Pour le jour où ce sera mon tour

Mais qu’est-ce qui peut bien me pousser à aimer les vieux, oh pas encore comme dans la chanson « prenez un vieux »... mais aussi longtemps que je m’en souvienne, j’ai aimé les récits agrémentés de cueillettes, la répétition incantatoires de certaines histoires symboles de providence ou de générosité... J’adore lire les émotions dans les visages qui ont vécu, écouter les récits de la guerre, des batailles syndicales que sais-je encore...

A vrai dire, ce n’est pas tellement à la mode ! Pourtant, je vois bien que tout a dérapé et que mes héros sont sur la touche en maison de retraite ou en long séjour, voire qu’ils consomment du soin comme du « voyages organisés ». N’ont-ils pas cotisé pendant toutes ces années pour être pris en charge ? La vieillesse esseulée et consentante n’est-elle pas devenue la poule aux oeufs d’or d’un corps médical parfois peu scrupuleux ? Comment ne pas tomber dans les pattes des médecins avec tous ces cholestérol, diabète et autres scanners, ces petites douleurs qui empoisonnent et le cœur aussi.

Moi, j’écoute Marguerite pour le jour où ce sera mon tour. Si les choses les plus graves me sont épargnées, il me restera ce que l’on m’a déjà prédit, gènes obligent !
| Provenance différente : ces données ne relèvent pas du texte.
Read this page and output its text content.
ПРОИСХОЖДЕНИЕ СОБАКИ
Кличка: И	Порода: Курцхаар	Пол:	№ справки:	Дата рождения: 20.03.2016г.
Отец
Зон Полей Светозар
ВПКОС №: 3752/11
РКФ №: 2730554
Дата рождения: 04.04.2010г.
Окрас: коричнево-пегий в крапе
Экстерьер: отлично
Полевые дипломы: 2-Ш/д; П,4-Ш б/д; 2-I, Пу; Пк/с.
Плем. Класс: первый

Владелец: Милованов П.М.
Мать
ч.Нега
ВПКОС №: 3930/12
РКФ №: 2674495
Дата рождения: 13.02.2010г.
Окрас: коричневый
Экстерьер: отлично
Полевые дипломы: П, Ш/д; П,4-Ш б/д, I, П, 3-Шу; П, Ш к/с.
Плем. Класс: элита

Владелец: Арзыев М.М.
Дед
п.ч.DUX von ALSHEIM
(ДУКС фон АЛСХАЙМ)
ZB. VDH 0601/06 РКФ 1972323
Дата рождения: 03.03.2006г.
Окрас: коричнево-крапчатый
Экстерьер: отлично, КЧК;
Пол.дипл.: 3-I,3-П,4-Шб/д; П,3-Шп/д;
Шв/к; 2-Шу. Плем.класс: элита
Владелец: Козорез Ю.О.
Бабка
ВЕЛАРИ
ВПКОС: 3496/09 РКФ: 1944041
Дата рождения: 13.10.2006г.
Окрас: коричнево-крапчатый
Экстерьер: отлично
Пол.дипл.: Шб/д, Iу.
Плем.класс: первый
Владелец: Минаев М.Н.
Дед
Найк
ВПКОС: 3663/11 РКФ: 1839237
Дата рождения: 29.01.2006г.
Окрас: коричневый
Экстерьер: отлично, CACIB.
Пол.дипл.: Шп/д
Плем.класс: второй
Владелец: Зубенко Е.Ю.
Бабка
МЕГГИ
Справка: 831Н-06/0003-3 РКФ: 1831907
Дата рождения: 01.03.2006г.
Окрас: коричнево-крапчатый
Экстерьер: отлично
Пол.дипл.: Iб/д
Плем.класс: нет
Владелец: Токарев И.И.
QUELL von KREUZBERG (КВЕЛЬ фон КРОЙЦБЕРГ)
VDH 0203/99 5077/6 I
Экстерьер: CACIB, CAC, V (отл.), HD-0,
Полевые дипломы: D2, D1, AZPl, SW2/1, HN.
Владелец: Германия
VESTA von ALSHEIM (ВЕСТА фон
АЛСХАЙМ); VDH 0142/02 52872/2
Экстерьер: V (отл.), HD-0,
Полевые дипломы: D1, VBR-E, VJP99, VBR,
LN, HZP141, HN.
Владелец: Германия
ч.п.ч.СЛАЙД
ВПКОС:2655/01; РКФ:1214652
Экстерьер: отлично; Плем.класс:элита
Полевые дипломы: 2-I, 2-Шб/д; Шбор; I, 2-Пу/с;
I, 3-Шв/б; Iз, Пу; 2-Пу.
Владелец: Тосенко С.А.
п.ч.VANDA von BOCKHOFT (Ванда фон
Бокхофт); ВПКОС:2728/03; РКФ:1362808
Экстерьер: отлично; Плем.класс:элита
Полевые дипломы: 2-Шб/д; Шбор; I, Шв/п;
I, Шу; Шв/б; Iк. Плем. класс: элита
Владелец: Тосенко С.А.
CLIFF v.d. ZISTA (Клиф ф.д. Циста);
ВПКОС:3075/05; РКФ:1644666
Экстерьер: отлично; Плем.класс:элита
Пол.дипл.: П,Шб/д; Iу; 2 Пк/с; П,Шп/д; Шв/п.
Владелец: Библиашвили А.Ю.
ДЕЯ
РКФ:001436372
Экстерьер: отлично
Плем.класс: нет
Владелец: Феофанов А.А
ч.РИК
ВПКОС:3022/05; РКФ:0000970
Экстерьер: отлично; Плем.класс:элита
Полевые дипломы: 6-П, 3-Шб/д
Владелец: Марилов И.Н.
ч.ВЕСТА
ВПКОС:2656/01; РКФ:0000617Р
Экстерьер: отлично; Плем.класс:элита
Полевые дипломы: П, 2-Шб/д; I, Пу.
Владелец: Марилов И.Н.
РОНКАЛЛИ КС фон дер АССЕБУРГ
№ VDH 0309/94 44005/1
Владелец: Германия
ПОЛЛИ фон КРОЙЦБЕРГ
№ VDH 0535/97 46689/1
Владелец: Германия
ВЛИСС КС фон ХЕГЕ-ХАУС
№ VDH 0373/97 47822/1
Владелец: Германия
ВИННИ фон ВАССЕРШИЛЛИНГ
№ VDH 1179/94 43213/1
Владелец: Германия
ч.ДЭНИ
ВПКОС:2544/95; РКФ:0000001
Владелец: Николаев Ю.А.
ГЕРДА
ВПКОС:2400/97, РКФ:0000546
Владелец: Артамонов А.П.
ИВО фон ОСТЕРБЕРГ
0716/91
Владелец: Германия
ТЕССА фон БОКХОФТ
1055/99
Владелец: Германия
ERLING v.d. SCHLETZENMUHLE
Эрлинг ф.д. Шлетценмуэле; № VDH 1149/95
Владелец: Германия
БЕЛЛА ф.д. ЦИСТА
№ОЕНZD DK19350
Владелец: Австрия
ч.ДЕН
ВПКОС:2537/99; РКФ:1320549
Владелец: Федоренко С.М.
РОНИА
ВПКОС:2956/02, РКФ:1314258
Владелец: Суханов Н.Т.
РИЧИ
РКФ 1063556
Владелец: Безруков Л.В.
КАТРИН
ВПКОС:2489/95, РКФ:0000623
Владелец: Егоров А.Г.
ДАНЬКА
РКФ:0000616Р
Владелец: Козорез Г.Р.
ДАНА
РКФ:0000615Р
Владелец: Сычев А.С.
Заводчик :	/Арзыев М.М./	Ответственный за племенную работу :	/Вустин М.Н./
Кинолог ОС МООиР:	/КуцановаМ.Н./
J’en reviens à Marguerite qui n’est autre que la bonne fée de mon enfance. Actuellement, elle a 87 ans. Que me dit-elle ? Au moment de ma retraite, il vaudra mieux que j’évite de me « retraiter » dans une maison trop belle ou trop grande pour moi, ce qu’a fait Marguerite au début, « Il faut aller à la rencontre de ses amis, faire des projets et écrire ses propres émotions et centres d’intérêts ». Marguerite lit beaucoup, s’intéresse au monde et à la politique. Elle vient de s’installer dans une maison de retraite, plus pour être à l’abri d’un soucis, que par nécessité, elle regarde les pensionnaires sans réussir à communiquer avec eux : « Elles ne parlent que d’elles, de leurs boutons et de leur mal à la tête et après au revoir ». Elle ajoute qu’elle est heureuse d’avoir appris Phèdre par cœur, de savoir chanter et de pouvoir se remémorer les nombreux concerts qu’elle a entendus plus jeune. De quoi vais-je me rappeler à son âge ? Quels auront été mes modèles les plus sûrs pour continuer ? Marguerite a puisé sa sagesse chez sa tante et sa grand-mère qui étaient respectivement chanteuse et costumière à l’Opéra de Nice. Elle me dit qu’elle a toujours cherché la racine des choses et, notamment, tenter de comprendre les raisons qui ont empêché sa mère de s’occuper d’elle. C’est ainsi sans doute qu’elle a fondé une Association Départementale d’Aide à l’Enfance ! Elle songe à participer maintenant à une « Ecole de la Vieillance » pour « apprivoiser les soucis quotidiens et continuer à rester libre et heureuse ». Elle est intarissable sur ses voyages, sur Ravenne qu’elle préfère à Venise, la « beauté » suscite pour elle « un jaillissement intérieur »... J’écoute Marguerite, j’oublie même tout ce qui m’attend : la canne ou le fauteuil, les proches qui iront m’attendre dans un ailleurs qui ressemblera qui sait à Ravenne ou aux silences habités qui suivent un concert réussi... et si en rêvant un peu, santé et sagesse trouvaient le même chemin, Marguerite en serait bien le témoignage vivant, moi en attendant, je pourrais continuer de vieillir l’esprit tranquille.